Despite being > 10 Myr , there are \sim 10 debris discs with as much CO gas as in protoplanetary discs .
Such discs have been assumed to be “ hybrid ” , i.e. , with secondary dust but primordial gas .
Here we show that both the dust and gas in such systems could instead be secondary , with the high CO content caused by accumulation of neutral carbon ( C ^ { 0 } ) that shields CO from photodissociating ; i.e. , these could be “ shielded secondary discs ” .
New ALMA observations are presented of HD131835 that detect \sim 3 \times 10 ^ { -3 } M _ { \oplus } of C ^ { 0 } , the majority 40-200au from the star , in sufficient quantity to shield the previously detected CO. A simple semi-analytic model for the evolution of CO , C and O originating in a volatile-rich planetesimal belt shows how CO shielding becomes important when the viscous evolution is slow ( low \alpha parameter ) and/or the CO production rate is high .

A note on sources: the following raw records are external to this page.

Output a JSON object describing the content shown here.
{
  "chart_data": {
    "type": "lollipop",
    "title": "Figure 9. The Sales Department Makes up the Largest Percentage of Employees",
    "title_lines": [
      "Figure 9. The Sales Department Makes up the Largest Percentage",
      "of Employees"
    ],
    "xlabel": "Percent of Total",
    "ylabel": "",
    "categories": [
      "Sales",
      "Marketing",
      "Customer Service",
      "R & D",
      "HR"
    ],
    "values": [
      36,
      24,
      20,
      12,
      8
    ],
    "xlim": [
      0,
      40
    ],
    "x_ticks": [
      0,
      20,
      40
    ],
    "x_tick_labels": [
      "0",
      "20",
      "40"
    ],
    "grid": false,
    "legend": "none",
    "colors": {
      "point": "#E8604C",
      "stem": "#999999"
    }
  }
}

Shielding by C ^ { 0 } may also cause the CO content to reach levels at which CO self-shields , and the gas disc may become massive enough to affect the dust evolution .
Application to the HD 131835 observations shows these can be explained if \alpha \sim 10 ^ { -3 } ; an inner cavity in C ^ { 0 } and CO may also mean the system has yet to reach steady state .
Application to other debris discs with high CO content finds general agreement for \alpha = 10 ^ { -3 } to 0.1 .
The shielded secondary nature of these gas discs can be tested by searching for C ^ { 0 } , as well as CN , N _ { 2 } and CH ^ { + } , which are also expected to be shielded by C ^ { 0 } .